A compelling new report about the impact of climate change on global food security has been launched by the United Nations World Food Programme (WFP) in partnership with the Government of Sweden.
How Climate Change Drives Hunger was unveiled at the 23rd UN Climate Change Conference – known as COP23 – which is being held in Bonn, Germany.
The risk of hunger could increase by up to 20 percent due to climate change by 2050 unless increased efforts are made to enable the world’s most vulnerable communities to better adapt to extreme weather events such as drought and flooding. Drawing on such findings by the Intergovernmental Panel for Climate Change, the report offers a wide-ranging review of multiple analyses into the impact of climate change on food security by WFP and partners.
“Climate change disproportionally affects the poorest and most food insecure people,” said Gernot Laganda, Director of WFP Climate and Disaster Risk Reduction Programmes, at the launch of the report. “Floods, storms and droughts are becoming more frequent and more intense, which is changing the way humanitarian organisations need to operate in the future. Understanding the way climate risks play out at country level is critical for effective response planning, but also helps us anchor community-based prevention and adaptation activities in country strategic plans. If countries remain stuck in a pattern of repetitive crisis response, but lack the planning and financing tools to take a more forward-looking approach to risk management, we will never achieve the Sustainable Development Goal of a world with zero hunger by 2030.”
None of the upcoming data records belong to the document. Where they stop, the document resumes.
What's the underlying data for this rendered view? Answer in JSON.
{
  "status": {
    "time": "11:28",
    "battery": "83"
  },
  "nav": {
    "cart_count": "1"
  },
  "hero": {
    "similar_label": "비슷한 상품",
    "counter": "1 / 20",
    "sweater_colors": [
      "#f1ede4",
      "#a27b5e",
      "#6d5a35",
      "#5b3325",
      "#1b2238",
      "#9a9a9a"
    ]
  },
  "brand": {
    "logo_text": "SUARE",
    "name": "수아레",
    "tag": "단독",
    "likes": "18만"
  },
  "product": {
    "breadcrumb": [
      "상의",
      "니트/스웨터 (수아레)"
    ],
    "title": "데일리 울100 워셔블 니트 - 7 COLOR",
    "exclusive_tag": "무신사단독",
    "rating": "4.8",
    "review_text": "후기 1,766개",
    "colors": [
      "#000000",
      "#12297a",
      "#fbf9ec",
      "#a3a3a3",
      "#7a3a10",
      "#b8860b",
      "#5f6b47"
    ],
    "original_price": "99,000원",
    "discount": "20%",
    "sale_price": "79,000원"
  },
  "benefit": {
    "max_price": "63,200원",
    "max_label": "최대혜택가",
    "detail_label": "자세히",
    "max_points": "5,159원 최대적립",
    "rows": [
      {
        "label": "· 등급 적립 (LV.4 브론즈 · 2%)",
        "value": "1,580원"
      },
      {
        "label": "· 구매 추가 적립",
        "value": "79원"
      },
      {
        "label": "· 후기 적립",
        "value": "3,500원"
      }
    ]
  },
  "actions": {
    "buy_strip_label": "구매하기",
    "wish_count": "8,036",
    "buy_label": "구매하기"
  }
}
Research for the report was undertaken by WFP under the Climate Adaptation Management and Innovation Initiative (C-ADAPT), launched in 2013 and funded by the Swedish Government. The assembled material provides an overview of major climate change and food security challenges, while outlining key policy and programming options available to governments and their partners. Country-specific analysis focuses on 15 nations that are particularly vulnerable to the effects of climate change: Afghanistan, Cambodia, Ethiopia, Kyrgyzstan, Laos, Mali, Nepal, Philippines, Senegal, Sudan, South Sudan, Sri Lanka, Tajikistan, Timor Leste and Uganda.